Groves whistled softly and turned off the radio. Thatwas news. The last time he’d seen FDR, a few months before, the president had looked like death warmed over. If he did drop dead, who was next in line now? The Secretary of State, assuming he was still alive-Groves didn’t know for sure. President Cordell Hull? He thought about that. He’d always figured Wallace for a custardhead, so Hull might be an improvement All the same, he hoped Roosevelt would die of old age at about a hundred and thirty-one.

He turned the radio back on. The newsman was still talking about the hideous things that had happened to Seattle. The same kinds of things had happened to Berlin and Washington and Tokyo and Munich, and to the Lizards outside Moscow and Breslau and inside Chicago. After a while, hearing them repeated numbed the brain, not so they seemed unreal but so their horrors no longer struck the mind as quite so horrific. As with anything else, acquaintance made what had once been unimaginable take on the comforting cloak of familiarity.

Men had gone through four years of trench warfare in World War I, and thought man’s inhumanity to man could sink no lower.

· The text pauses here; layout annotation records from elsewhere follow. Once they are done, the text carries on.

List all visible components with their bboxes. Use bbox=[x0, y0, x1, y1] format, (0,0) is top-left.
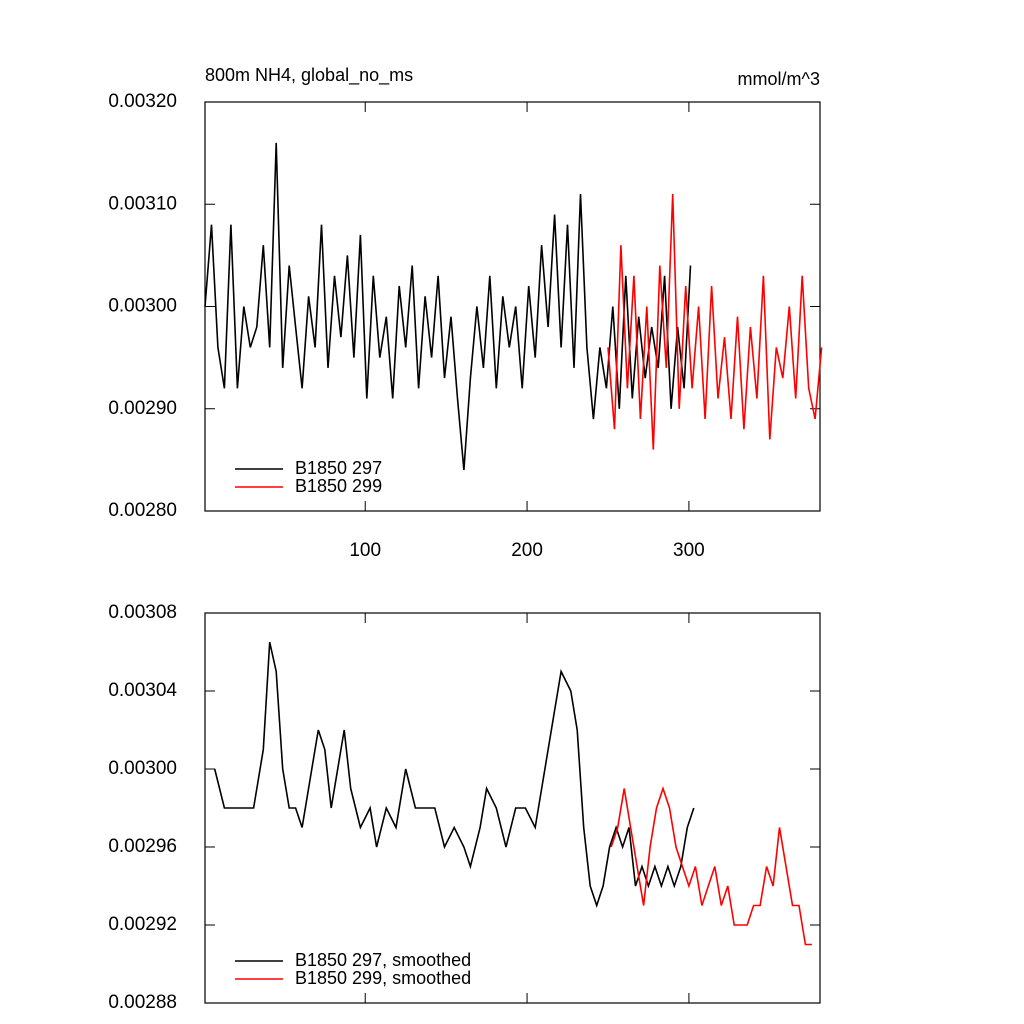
y-tick-label: 0.00320 bbox=[108, 91, 177, 112]
y-tick-label: 0.00288 bbox=[108, 992, 177, 1013]
x-tick-label: 300 bbox=[673, 540, 705, 561]
legend-label: B1850 299, smoothed bbox=[295, 968, 471, 988]
x-tick-label: 100 bbox=[349, 540, 381, 561]
y-tick-label: 0.00300 bbox=[108, 296, 177, 317]
legend-label: B1850 297 bbox=[295, 458, 382, 478]
plot-frame bbox=[204, 612, 821, 1004]
data-line bbox=[607, 193, 823, 450]
legend-label: B1850 299 bbox=[295, 476, 382, 496]
x-tick-label: 200 bbox=[511, 540, 543, 561]
data-line bbox=[204, 142, 692, 471]
y-tick-label: 0.00280 bbox=[108, 500, 177, 521]
y-tick-label: 0.00290 bbox=[108, 398, 177, 419]
data-line bbox=[213, 642, 695, 909]
y-tick-label: 0.00300 bbox=[108, 758, 177, 779]
plot-frame bbox=[204, 101, 821, 512]
units-label: mmol/m^3 bbox=[738, 69, 820, 89]
legend-label: B1850 297, smoothed bbox=[295, 950, 471, 970]
y-tick-label: 0.00292 bbox=[108, 914, 177, 935]
y-tick-label: 0.00310 bbox=[108, 193, 177, 214]
y-tick-label: 0.00308 bbox=[108, 602, 177, 623]
data-line bbox=[610, 785, 812, 946]
y-tick-label: 0.00296 bbox=[108, 836, 177, 857]
chart-title: 800m NH4, global_no_ms bbox=[205, 65, 413, 86]
y-tick-label: 0.00304 bbox=[108, 680, 177, 701]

Then, just to prove they were wrong, they’d found ways to bomb noncombatants from the air. And now more than half a dozen atomic bombs had been used, with more liable to come. How soon would those dreadful clouds come to be taken for granted-by those who survived them?

“But if it’s that or letting the Lizards conquer us?” Groves asked. Again, the walls were silent. He didn’t need their answer, not to that question. The second bomb had already gone out of Denver. When the time came, people would use it, and a Lizard force would go up in fiery ruin. And then, very likely, an American city would join that force on the pyre. Would anything be left of the country when it was over?

What was that line doctors used?The operation was a success, but the patient died. If the Lizards finally gave up, but you presided over nothing but devastation afterwards, had you won? That had a flip side, though. If you didn’t do everything you could to stop the Lizards and they ended up conquering you, what then? You couldn’t plan revenge against them down the line, the way you could against an Earthly neighbor. If you lost now, it was forever.

“Maybe there’ll be some pieces left to pick up after all this is done,” Groves said. “Have to hope so, anyhow.”

Vyacheslav Molotov did not care for meetings that convened at two in the morning. Stalin was notorious for calling meetings at hours like that. Molotov concealed his distaste. The stony countenance he raised as a shield against rapacious capitalists and alien imperialist aggressors also helped protect him from his own superior.